Moreover, much of this is protected opinion. Trump is familiar with this protection. As we discussed in January, Trump was sued by political strategist and TV pundit Cheryl Jacobus after Trump slammed her during the campaign. She triggered the ire of Trump by going on television to criticize Trump as a “bad debater” who “comes off like a third grader faking his way through an oral report on current affairs.” Trump fired back on Twitter and said that Jacobus “begged us for a job. We said no and she went hostile. A real dummy!” Another tweet said Jacobus “begged my people for a job. Turned her down twice and she went hostile. Major loser, zero credibility!”
Jacobus insisted that she was asked to apply and withdrew over her disagreement with Trump’s then-campaign manager, Corey Lewandowski. The court ruled that such tweets are manifestly opinion and not facts for the purposes of defamation law.
“Trump’s characterization of plaintiff as having ‘begged’ for a job is reasonably viewed as a loose, figurative, and hyperbolic reference to plaintiff’s state of mind and is therefore, not susceptible of objective verification . . . To the extent that the word ‘begged’ can be proven to be a false representation of plaintiff’s interest in the position, the defensive tone of the tweet, having followed plaintiff’s negative commentary about Trump, signals to readers that plaintiff and Trump were engaged in a petty quarrel.”
Trump’s lawyers cited Jacobus decision in another lawsuit brought against him by Summer Zervos, a former contestant on Trump’s reality television show “The Apprentice.” She has accused Trump of sexual assault and harassment as well as calling all of the women accusing him “liars.” Trump denied the allegations, calling them “pure fiction” and labeling the women “horrible, horrible liars.”
The same rule would protect not just Trump but his critics.
Finally, any such action would contravene the recognized protections for government employees. In Garcetti v.
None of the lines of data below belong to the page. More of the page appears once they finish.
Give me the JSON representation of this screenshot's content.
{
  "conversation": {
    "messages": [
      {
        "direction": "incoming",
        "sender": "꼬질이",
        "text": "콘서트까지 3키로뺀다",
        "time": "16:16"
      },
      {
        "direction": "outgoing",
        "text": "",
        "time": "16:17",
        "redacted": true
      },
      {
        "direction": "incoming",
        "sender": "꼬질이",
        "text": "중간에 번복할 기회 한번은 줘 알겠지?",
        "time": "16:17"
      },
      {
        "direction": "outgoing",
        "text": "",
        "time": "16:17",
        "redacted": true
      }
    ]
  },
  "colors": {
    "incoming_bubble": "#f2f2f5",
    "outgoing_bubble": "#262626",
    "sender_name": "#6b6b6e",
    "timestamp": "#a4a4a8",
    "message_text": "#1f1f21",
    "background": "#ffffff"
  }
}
Ceballos, the Court ruled “When public employees make statements pursuant to their official duties, the employees are not speaking as citizens for First Amendment purposes, and the Constitution does not insulate their communications from employer discipline.” However, this is a former employee discussing matters of great public concern — an area that remains protected under the First Amendment. Moreover, Trump has already used his public platform to fully address the allegations:
“Steve Bannon has nothing to do with me or my Presidency. When he was fired, he not only lost his job, he lost his mind. Steve was a staffer who worked for me after I had already won the nomination by defeating seventeen candidates, often described as the most talented field ever assembled in the Republican party. Now that he is on his own, Steve is learning that winning isn’t as easy as I make it look. Steve had very little to do with our historic victory, which was delivered by the forgotten men and women of this country. Yet Steve had everything to do with the loss of a Senate seat in Alabama held for more than thirty years by Republicans. Steve doesn’t represent my base — he’s only in it for himself.”
There is little reason (in addition to little case law) to support an effort to enjoin speech or a publication in such a case.
In other words, this letter appears another example of “Fire and Fury” rather than a cognizable legal strategy.
Harder is a Beverly Hills-based attorney and has an extensive background on defamation issues.